Science

... and awesome.

You added a (?) to "known" and the answer is, 'sort of'. There's infinity, and then there's infinity. You've got your aleph_nought infinity of sets that can be mapped bijectively to the natural counting numbers, which includes integers and rationals and the algebraic numbers on the real line. Then you've got your aleph_1 least upper bound of the reals, which includes the uncountable set of transcendental numbers. We think of aleph_1 being infinitely larger than aleph_0, even though aleph_0 is infinitely large. Right?

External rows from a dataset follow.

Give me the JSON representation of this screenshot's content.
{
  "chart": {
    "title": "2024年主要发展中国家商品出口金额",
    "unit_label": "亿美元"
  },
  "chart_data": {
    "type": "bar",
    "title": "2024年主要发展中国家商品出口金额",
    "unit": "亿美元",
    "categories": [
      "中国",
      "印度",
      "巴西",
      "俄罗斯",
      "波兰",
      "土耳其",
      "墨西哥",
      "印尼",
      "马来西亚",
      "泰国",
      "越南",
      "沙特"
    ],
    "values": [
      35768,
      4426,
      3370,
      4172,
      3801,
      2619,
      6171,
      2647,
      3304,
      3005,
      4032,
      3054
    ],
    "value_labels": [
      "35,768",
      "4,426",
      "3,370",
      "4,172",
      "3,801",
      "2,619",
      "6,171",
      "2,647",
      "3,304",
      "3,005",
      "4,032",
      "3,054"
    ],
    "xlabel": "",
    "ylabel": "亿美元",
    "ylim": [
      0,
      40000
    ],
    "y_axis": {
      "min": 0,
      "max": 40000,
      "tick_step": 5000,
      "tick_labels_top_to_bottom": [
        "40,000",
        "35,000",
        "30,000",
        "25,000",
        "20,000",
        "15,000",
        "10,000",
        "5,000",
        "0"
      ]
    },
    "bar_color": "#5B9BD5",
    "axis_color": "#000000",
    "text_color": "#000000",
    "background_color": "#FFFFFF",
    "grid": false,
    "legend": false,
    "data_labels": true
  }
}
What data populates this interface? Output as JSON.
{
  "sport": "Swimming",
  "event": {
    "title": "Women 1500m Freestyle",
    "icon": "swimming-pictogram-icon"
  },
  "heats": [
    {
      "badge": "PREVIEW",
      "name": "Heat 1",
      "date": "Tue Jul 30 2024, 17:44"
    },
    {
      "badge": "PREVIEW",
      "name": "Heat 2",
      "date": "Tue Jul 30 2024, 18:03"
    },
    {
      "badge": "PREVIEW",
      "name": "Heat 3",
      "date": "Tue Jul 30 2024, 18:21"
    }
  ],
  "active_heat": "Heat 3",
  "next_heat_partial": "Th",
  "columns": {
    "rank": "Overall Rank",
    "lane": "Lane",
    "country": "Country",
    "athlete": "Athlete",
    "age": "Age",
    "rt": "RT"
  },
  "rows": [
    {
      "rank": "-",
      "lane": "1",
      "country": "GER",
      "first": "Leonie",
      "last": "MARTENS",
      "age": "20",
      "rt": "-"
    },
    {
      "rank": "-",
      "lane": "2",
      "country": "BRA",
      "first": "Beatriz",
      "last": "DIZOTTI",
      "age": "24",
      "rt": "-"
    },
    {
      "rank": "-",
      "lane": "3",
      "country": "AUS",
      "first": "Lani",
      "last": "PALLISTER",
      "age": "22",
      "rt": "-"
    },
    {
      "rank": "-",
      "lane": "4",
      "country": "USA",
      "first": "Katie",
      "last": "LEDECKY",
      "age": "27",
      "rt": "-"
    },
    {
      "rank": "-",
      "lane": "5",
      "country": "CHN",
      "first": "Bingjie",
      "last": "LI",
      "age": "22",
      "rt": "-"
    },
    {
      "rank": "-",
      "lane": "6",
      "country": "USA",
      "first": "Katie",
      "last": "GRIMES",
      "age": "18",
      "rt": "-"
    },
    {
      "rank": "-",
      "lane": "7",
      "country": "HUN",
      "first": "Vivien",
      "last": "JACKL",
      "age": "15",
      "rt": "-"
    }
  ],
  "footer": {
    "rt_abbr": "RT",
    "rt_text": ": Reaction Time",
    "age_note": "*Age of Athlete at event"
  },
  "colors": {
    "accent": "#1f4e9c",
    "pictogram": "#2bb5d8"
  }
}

In fact, formally aleph_1 := 2^{aleph_0}, whatever that means. Heheh... So yeah, most of the reals are transcendentals... the larger infinitude, whatever sense that makes.

For which set of q_i's in the rationals does the equation q(pi) = q0 + q1*pi + q2*pi^2 + ... qn*pi^n = 0? The answer is there is no such set. You're right it's some heavy math (abstract algebra), but the proof calls for induction with some long division of polynomials... ie., q(pi) / (q1*pi + q0) searching for irreducible polynomials.

But to get an intuitive sense of 'transcendental', just plug pi in to a polynomial instead of the unknown "x". The result is the same -- "x" isn't a variable, it's an abstract algebraic placeholder called an "unknown" and algebraically, plugging pi in will give you the same result: irreducible polynomials.

Ex., x^2 - 4 = (x + 2)(x - 2) --> x = +-2 are roots in Q. (x + 2) and (x - 2) are irreducible polynomials in Q because x^2 - 2 = (x + sqrt(2))(x - sqrt(2)) and sqrt(2) is not in Q. So sqrt(2) is irrational. But sqrt(2) isn't transcendental (it is algebraic) for this very reason: sqrt(2) is the root of some polynomial with coefficients in Q (x^2 - 2). The same cannot be said for pi.